Leaves are withered and then heat-treated so as to kill the enzymes in the plant that would lead to oxidisation. Chinese style green teas are pan-roasted, and Japanese style teas (like Sencha) are steamed.
There are many different styles of green tea, which undergo various processes of drying and shaping. In China, the shape or appearance of the leaves is often considered a 'trademark' of a particular region, achieved by artisan tea makers whose skills have been passed down to them from many previous generations.
For example Long Jing (Dragonwell) is one of the top 10 famous Chinese teas and is known for the distinctive shape of the leaves created by artisans in Zhejiang Province. It is said that it takes three years for an apprentice to master the 13 hand strokes to create this tea.

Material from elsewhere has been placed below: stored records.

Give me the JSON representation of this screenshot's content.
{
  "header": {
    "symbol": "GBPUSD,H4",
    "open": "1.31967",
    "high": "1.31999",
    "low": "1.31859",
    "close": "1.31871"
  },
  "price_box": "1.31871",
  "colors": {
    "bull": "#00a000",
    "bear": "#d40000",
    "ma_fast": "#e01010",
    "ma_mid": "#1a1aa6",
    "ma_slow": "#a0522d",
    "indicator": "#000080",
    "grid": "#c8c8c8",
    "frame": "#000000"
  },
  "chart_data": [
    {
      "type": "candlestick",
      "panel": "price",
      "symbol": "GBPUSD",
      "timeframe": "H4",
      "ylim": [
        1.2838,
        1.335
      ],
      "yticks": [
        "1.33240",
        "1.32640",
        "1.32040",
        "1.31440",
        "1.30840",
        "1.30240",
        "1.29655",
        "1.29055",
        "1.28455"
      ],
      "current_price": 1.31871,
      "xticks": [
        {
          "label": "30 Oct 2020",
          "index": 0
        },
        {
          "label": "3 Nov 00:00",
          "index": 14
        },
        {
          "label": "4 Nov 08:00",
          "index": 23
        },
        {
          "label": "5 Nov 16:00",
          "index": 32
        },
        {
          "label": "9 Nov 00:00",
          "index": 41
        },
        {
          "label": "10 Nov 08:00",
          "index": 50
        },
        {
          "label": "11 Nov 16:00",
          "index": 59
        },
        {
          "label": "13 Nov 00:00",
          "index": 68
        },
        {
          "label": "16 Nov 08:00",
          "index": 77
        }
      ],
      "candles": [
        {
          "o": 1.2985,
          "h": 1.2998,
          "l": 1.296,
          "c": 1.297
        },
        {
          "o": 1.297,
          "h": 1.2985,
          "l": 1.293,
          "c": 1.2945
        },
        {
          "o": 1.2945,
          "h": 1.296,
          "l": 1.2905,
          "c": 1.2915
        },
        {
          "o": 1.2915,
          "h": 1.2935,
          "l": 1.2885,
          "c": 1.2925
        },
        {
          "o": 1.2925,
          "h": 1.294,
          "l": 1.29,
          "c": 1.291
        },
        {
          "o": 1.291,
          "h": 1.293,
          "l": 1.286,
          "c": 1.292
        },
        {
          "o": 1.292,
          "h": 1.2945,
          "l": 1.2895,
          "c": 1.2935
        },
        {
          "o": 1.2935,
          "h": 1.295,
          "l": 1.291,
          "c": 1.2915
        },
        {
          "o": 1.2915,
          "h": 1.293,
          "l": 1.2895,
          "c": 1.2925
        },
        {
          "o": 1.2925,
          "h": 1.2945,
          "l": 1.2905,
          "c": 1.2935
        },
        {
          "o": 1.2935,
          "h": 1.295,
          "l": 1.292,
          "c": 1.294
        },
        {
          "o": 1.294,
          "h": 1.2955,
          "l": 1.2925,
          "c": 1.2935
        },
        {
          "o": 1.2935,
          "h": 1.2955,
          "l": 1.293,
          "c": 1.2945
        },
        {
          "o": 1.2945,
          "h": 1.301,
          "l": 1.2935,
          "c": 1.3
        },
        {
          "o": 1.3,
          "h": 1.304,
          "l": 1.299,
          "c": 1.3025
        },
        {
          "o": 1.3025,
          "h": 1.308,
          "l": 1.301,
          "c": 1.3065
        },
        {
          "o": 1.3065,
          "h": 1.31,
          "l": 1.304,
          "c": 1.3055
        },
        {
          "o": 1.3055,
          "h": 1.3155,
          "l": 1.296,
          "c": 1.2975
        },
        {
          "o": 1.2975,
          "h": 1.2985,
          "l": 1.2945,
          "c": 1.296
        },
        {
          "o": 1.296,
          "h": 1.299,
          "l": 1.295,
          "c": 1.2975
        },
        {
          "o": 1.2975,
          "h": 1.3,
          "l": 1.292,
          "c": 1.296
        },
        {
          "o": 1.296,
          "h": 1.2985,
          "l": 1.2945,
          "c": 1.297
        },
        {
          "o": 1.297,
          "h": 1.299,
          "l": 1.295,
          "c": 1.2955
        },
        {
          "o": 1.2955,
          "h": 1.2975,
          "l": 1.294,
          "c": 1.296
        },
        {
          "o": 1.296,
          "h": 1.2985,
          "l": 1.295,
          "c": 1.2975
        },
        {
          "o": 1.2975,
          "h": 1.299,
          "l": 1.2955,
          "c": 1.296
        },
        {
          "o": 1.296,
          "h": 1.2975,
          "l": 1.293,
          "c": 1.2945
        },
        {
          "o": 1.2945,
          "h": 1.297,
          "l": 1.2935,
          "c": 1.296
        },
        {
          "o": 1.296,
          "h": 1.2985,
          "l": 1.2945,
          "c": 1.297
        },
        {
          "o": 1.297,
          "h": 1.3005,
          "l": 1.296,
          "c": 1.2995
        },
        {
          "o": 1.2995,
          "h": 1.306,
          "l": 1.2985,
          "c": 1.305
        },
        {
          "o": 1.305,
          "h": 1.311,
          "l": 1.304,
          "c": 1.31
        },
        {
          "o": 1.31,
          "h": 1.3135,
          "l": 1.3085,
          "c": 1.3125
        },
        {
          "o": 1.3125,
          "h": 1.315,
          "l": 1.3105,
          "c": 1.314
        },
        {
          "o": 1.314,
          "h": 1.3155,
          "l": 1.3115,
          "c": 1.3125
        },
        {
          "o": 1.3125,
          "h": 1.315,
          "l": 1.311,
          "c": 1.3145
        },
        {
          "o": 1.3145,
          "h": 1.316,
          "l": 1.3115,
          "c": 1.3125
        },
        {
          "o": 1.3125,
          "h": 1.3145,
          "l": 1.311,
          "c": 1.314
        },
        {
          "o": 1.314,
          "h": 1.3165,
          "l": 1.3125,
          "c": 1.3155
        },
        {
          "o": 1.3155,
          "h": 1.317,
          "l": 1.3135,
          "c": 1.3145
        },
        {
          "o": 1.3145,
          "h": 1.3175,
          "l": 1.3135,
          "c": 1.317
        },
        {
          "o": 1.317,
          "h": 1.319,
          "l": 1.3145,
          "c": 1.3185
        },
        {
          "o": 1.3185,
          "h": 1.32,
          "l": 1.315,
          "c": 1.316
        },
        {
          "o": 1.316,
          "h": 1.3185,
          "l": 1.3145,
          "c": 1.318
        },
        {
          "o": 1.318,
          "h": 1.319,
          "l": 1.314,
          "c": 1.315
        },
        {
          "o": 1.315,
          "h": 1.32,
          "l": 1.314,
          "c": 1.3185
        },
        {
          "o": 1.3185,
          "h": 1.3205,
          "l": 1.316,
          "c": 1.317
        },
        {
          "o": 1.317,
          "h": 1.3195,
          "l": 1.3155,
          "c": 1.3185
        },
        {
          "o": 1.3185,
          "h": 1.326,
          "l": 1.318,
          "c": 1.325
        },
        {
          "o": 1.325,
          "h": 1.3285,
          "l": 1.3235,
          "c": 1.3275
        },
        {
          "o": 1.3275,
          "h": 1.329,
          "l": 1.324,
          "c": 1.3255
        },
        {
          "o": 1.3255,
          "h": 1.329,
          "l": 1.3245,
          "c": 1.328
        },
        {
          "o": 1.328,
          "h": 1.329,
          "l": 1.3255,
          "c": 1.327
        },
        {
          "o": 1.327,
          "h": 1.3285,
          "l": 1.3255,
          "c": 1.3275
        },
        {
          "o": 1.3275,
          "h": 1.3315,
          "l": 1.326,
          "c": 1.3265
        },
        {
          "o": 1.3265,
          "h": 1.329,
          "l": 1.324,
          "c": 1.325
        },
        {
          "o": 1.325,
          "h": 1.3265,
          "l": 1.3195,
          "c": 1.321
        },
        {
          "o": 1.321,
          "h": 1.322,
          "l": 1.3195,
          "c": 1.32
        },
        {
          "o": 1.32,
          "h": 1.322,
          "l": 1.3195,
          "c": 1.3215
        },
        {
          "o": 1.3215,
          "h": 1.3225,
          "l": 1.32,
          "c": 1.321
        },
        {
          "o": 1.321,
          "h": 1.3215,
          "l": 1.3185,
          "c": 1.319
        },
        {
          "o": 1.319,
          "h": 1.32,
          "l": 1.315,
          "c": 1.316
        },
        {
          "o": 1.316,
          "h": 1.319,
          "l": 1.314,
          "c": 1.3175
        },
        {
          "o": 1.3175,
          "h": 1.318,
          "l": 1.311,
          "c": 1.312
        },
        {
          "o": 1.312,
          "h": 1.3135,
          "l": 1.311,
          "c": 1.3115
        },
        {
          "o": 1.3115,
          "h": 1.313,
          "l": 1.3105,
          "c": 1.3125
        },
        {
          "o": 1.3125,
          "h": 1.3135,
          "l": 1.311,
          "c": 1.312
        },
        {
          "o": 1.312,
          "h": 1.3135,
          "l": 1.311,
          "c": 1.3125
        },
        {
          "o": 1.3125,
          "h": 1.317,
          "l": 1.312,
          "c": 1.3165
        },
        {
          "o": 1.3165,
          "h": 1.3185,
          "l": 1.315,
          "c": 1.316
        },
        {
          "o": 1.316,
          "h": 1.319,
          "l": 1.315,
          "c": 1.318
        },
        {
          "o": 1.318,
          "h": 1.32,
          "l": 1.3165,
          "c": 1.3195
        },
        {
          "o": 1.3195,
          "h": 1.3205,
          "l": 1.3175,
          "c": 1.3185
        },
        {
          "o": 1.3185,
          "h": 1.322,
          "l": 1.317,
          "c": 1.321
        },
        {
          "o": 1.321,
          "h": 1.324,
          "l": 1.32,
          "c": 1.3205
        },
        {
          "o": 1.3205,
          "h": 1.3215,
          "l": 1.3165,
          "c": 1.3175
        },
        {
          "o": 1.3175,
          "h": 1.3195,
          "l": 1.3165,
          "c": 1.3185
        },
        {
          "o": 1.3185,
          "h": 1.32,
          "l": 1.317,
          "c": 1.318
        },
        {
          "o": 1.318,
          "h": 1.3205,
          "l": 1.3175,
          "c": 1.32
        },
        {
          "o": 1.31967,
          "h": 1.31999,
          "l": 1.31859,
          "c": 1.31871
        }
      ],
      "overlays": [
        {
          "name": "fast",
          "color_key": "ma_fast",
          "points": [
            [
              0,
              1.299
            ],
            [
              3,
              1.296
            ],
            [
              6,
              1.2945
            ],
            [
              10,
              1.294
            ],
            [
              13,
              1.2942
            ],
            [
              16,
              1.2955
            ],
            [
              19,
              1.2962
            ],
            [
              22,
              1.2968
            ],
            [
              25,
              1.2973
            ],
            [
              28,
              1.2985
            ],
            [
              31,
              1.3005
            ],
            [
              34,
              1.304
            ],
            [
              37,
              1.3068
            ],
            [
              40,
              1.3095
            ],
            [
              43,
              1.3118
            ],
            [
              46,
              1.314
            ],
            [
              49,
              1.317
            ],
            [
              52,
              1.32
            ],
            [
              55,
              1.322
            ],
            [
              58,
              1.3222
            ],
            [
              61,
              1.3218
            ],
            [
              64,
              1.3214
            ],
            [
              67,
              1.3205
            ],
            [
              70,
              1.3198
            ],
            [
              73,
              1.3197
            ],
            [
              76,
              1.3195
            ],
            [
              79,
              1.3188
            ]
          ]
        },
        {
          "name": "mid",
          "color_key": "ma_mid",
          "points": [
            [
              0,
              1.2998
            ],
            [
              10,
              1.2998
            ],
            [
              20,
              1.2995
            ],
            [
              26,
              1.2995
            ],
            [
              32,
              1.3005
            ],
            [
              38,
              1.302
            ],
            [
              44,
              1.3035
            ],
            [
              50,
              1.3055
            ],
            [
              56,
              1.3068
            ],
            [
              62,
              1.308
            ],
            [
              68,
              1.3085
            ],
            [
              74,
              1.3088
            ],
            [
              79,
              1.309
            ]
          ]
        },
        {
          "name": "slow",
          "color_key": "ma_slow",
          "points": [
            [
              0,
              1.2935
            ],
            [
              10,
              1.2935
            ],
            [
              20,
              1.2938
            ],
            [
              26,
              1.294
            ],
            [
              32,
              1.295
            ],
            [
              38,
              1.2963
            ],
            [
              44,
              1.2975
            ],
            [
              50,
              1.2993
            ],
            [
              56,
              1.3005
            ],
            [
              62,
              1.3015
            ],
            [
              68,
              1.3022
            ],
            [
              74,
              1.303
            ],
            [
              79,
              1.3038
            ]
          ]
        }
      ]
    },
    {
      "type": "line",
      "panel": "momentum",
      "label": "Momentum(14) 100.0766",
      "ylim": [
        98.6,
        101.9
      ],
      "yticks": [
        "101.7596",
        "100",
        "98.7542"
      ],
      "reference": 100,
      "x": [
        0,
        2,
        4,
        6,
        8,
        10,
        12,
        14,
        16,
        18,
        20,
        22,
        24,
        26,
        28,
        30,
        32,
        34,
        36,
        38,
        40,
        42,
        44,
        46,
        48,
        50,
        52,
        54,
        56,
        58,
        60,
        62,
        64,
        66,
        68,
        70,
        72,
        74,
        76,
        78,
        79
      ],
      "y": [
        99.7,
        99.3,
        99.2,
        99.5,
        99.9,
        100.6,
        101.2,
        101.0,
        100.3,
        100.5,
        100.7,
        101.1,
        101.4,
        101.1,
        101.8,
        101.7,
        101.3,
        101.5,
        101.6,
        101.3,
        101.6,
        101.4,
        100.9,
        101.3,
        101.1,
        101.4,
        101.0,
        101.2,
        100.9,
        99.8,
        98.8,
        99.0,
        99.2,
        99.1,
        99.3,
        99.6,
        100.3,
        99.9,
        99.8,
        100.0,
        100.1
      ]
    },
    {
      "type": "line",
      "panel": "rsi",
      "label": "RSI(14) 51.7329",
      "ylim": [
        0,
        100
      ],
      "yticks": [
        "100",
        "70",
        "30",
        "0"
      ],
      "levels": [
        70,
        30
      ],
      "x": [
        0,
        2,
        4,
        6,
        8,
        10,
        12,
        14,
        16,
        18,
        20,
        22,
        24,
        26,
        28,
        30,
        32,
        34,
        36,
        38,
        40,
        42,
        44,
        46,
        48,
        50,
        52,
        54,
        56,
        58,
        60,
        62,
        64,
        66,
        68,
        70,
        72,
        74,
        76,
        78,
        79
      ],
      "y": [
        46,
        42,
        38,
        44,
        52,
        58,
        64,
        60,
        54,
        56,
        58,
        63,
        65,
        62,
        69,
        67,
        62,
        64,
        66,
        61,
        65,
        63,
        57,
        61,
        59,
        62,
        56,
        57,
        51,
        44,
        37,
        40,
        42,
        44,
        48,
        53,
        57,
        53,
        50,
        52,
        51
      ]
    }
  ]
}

Oolong teas are partially oxidised.
These are the most complex teas to make, and certainly the most diverse. Each different oolong has its own unique set of characteristics, not only in terms of terroir, plant variety and tea making style – but when you add varying combinations of oxidisation and roasting, you have an infinite spectrum of flavours that are as different from each other as they are from teas in all the other categories!
Oxidisation for oolongs may be as little as 10 per cent or as much as 90 per cent (depending on which country you're in and who you're asking).
Oolongs typically have more complex flavour profiles than teas in the other categories – they may be floral, fruity, 'rocky', biscuity or faintly sweet. Oolongs are like the browned fruit – what they lack in appearance they surely make up for in taste!
Black teas are 100 per cent oxidised teas.
The leaves are withered, then rolled and crushed to release enzymes, which turn black through oxidisation. They are then dried.
Black teas are referred to in China as 'red' teas. The Chinese began producing black tea mainly to supply the English market, and did not traditionally consume much of this category of tea themselves. When the English began cultivating tea in India and Sri Lanka, it was black tea that was produced in those countries.
Pu-erh is tea that has been aged and fermented – that is, it is fermented in the true sense of the word (using microbes and multiflora), rather than simply oxidised.
Pu-erh is produced in the Yunnan province of China, typically using the larger leafed Assamica variety of Camellia Sinensis. Depending on the style of Pu-erh, it can be aged for as little as a few months or for many years. Small amounts of decades old Pu-erh tea can fetch many thousands of dollars.
Like other aged products, such as wine and cheese, good Pu-erh teas improve in taste and aroma (and increase in value) as they mature. They are loved for their earthy and woodsy flavours and aromas.
Although, tomes can, and indeed have, been written, this post was designed to be read over a single cup of tea. If you have any questions or comments, feel free to email anytime.
*Fermentation is an industry term, the use of which is strictly speaking incorrect. The only type of tea that is truly fermented is Pu-erh.